Inotropic agents have long been associated with adverse events including arrhythmogenesis and unfavourable long-term mortality outcomes. However, they remain a key weapon in the arsenal of physicians that manage AHF patients, due to the lack of other efficacious medical or interventional strategies. Their use should be limited to the minimum possible dose for the shortest amount of time adequate to restore BP and peripheral perfusion.
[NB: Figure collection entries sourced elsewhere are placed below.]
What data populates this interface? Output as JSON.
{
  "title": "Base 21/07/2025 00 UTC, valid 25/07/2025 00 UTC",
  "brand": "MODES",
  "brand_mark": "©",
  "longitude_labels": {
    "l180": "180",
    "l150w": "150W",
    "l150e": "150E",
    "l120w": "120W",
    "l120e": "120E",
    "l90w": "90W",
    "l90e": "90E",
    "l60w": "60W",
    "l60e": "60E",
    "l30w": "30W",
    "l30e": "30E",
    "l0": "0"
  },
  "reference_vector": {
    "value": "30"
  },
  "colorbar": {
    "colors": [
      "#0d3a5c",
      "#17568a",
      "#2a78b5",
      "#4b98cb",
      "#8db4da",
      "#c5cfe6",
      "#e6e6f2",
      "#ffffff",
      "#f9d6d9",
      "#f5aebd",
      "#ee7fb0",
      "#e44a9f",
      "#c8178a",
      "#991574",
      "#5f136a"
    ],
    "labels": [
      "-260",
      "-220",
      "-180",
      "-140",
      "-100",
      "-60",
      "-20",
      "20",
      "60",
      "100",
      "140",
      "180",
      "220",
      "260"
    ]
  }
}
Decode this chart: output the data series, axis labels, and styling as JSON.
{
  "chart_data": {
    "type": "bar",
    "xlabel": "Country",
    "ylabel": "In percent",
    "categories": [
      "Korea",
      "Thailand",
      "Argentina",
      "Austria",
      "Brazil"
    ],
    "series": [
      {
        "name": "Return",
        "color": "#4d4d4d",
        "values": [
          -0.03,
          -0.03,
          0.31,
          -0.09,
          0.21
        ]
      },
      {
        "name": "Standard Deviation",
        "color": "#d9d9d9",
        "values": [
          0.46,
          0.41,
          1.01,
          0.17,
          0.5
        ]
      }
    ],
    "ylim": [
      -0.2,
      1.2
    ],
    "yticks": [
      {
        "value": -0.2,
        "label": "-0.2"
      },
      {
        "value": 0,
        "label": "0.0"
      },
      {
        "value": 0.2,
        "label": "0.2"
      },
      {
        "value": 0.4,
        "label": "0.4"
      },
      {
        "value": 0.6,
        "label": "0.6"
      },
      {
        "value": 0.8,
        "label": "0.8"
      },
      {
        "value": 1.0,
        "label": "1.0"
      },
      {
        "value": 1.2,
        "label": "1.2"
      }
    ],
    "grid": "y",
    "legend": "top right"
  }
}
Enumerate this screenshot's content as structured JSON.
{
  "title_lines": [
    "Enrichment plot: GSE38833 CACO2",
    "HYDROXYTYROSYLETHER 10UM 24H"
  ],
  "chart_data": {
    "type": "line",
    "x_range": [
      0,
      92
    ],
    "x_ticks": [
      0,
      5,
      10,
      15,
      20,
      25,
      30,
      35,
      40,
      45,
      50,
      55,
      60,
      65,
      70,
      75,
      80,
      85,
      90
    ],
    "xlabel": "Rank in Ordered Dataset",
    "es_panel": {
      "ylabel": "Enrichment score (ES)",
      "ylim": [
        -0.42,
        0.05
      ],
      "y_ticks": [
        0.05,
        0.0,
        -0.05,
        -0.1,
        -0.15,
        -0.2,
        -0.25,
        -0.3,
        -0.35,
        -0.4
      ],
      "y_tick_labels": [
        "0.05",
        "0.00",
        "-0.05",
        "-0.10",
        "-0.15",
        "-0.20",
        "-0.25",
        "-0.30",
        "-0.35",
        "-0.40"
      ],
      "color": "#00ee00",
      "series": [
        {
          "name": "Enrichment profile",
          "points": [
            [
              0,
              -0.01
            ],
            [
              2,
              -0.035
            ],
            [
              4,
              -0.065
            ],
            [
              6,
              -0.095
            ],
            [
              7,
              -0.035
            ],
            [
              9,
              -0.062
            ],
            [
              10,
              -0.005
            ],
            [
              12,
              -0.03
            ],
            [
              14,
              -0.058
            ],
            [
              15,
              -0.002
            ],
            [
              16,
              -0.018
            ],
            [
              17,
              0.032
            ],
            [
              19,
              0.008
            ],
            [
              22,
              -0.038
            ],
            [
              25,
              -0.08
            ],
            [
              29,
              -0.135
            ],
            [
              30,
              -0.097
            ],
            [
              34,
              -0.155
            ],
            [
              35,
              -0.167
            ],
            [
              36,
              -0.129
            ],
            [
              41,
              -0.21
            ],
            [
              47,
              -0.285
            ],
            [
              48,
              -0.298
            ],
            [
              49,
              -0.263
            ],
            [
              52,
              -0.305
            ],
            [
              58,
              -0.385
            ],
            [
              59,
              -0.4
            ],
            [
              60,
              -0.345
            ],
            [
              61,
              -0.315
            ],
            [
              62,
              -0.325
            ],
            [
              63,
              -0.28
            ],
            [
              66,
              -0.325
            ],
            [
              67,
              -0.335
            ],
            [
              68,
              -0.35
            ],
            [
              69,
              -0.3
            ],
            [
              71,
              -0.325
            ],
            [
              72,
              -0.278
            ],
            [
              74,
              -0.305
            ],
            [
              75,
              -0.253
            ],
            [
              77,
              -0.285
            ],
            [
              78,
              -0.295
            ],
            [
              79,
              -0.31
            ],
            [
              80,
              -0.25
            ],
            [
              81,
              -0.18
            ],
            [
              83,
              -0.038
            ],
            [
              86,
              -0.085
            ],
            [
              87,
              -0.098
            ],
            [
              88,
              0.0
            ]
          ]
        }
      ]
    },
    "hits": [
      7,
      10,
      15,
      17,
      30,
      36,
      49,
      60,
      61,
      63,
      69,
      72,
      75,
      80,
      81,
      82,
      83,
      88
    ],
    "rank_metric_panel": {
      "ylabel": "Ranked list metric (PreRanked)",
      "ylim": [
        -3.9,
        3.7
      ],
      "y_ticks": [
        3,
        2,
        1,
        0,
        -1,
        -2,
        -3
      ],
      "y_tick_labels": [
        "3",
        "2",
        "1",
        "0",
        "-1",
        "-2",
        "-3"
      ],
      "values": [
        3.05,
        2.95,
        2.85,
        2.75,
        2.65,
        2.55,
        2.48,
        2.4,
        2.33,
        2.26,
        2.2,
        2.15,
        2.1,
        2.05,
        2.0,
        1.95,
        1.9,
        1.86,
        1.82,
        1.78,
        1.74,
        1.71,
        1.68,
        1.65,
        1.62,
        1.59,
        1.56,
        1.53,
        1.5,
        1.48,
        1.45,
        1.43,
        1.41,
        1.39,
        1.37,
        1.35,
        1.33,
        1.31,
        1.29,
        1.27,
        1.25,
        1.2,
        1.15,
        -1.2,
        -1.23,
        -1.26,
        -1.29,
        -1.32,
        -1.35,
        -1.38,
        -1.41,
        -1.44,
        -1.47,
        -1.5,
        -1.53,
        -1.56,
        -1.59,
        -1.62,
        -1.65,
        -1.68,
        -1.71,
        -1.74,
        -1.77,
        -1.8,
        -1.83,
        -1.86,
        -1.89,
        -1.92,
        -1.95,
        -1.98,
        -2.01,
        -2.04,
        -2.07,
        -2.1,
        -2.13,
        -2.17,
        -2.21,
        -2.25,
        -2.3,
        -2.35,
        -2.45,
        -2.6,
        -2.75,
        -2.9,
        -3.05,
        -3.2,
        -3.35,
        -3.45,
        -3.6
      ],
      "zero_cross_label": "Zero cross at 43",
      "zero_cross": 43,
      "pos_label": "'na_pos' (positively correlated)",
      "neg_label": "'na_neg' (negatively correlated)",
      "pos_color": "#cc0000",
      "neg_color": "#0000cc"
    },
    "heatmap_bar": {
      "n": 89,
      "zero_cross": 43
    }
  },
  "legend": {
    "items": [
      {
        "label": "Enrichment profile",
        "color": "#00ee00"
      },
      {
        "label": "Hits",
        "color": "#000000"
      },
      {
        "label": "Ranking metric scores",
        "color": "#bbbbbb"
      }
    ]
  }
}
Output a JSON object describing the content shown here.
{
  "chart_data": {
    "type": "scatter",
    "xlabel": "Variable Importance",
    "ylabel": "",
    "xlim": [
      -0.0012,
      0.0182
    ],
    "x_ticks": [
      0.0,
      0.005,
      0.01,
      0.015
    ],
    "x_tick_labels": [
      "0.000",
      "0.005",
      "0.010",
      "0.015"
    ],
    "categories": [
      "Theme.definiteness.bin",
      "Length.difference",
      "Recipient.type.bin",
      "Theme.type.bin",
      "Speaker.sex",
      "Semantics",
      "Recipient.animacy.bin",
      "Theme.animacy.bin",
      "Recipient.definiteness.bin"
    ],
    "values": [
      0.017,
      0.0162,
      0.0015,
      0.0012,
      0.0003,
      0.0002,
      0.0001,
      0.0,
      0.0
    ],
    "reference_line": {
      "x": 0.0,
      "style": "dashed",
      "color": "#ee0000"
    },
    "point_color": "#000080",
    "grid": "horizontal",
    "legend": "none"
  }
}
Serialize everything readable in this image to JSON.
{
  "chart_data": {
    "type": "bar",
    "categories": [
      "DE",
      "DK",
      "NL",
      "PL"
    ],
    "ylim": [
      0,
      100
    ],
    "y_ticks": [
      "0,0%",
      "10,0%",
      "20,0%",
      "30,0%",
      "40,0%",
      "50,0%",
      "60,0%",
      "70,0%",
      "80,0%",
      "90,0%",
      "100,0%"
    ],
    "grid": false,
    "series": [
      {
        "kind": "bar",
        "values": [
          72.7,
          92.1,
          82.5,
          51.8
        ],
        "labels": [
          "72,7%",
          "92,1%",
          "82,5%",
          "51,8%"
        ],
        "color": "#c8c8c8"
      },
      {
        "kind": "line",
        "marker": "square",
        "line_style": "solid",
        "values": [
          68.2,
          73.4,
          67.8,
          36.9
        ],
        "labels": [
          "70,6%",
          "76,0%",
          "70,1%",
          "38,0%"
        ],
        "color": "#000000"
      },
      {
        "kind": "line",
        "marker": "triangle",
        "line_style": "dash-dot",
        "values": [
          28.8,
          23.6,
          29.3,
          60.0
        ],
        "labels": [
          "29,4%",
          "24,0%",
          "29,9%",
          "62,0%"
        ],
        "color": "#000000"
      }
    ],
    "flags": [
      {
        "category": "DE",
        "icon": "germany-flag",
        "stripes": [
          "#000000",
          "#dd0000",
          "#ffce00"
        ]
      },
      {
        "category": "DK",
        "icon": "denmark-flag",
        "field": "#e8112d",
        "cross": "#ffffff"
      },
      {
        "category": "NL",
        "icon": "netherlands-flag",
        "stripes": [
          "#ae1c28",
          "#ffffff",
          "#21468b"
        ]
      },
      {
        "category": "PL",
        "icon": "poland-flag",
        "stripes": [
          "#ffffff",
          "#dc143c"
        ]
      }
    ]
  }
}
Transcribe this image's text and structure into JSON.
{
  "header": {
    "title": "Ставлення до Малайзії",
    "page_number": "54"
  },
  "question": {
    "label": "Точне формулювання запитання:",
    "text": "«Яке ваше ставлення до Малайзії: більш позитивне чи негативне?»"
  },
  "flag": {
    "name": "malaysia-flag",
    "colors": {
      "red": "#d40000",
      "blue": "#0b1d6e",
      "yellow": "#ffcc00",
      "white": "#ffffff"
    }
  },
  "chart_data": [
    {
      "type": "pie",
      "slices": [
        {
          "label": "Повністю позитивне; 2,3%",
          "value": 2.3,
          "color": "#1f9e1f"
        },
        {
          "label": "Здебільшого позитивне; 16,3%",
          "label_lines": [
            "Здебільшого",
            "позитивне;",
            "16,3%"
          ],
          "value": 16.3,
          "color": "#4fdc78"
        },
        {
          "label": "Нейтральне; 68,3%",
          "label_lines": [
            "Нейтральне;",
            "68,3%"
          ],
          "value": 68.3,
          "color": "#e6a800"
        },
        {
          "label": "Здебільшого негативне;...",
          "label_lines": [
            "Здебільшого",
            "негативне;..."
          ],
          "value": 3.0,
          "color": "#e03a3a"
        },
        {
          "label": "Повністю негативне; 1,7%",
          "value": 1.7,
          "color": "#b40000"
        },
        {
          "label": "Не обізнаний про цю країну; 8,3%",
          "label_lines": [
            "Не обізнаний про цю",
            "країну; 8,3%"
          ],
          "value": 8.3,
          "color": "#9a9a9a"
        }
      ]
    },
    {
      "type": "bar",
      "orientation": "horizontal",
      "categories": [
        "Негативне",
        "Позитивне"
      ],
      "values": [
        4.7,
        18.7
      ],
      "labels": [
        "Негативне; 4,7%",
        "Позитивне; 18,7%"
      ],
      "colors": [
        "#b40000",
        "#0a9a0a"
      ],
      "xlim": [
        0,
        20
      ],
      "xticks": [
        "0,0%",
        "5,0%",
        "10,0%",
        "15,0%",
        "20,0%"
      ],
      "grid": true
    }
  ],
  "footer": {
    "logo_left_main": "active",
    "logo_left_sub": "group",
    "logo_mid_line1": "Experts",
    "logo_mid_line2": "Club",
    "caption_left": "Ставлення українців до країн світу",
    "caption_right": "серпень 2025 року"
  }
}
Ongoing and future research in the field of inotropes aims to assess the safety and efficacy of new molecules that act through novel or alternative pathways to reduce the adverse events profile of inotropes and reduce their negative effect on long-term survival.

Table 1:

Commonly Encountered Concomitant Conditions in Acute Heart Failure Patients and the Corresponding Inotrope of Choice

Commonly Encountered Concomitant Conditions in Acute Heart Failure	Inotrope of Choice
Hypotension	Norepinephrine Dobutamine Dopamine
Beta-blockade	Levosimendan Milrinone
Pulmonary hypertension	Levosimendan Milrinone
Acute cardiorenal syndrome	Dopamine Levosimendan Dobutamine
Heart failure of ischaemic aetiology	Levosimendan Dobutamine
Cardiopulmonary bypass surgery	Dobutamine Levosimendan Milrinone
Sepsis-related heart failure	Norepinephrine Dobutamine Levosimendan

Table 2:

Main Characteristics of Commonly Used Inotropes

Inotrope	Mechanism	Dosing	Inotropy	Vasoconstriction	Vasodilation	BP	Diuresis	Recommendation/Level of Evidence	Possible Side-effects
Beta-agonists
Dobutamine	Beta-1>beta-2>alpha	2–20 μg/kg/min (−) bolus dose	++	+ High doses	+	+	Neutral	IIb/C	Tachyarrhythmias Hypotension Headache Eosinophilic myocarditis (rare) Peripheral blood eosinophilia
Dopamine	Dopa>beta, alpha in high doses	Renal effect <3 μg/kg/min Inotropic effect 3–5 μg/kg/min Vasoconstriction >5 μg/kg/min (−) bolus dose	++	++ High doses	++ Low doses	+ High doses	++ Low doses	IIb/C	Tachyarrhythmias Hypertension Myocardial ischaemia
Norepinephrine	Beta-1>alpha>beta-2	0.2–10.0 μg/kg/min (−) bolus dose	+	++	Neutral	+	+	IIb/C	Tachyarrhythmias Hypertension Headache
Epinephrine	Beta-1>beta-2>alpha	0.05–0.50 μg/kg/min (+) bolus dose: 1 mg IV every 3–5 min during resuscitation	++	++ High doses	+	Neutral/+	Neutral	IIb/C	Tachyarrhythmias Headache Anxiety Cold extremities Pulmonary oedema Cerebral haemorrhage
Phosphodiesterase III inhibitors
Milrinone	PDE3 inhibition	0.375–0.750 μg/kg/min (+) bolus dose: 25–75 μg/kg over 10–20 min (optional)	+	Neutral	++	−	Neutral	IIb/C	Tachyarrhythmias Hypotension Headache
Ca2+ sensitisers
Levosimendan	Calcium sensitiser PDE3 inhibition, opening of vascular Katp channels Inhibition in high doses	0.05–0.20 μg/kg/min (+) bolus dose 12 μg/kg over 10 min (optional, not routinely recommended)	+	Neutral	++	−	+	IIb/C	Hypotension Atrial and ventricular tachyarrhythmias Headache

BP = blood pressure; PDE3 = phosphodiesterase type 3.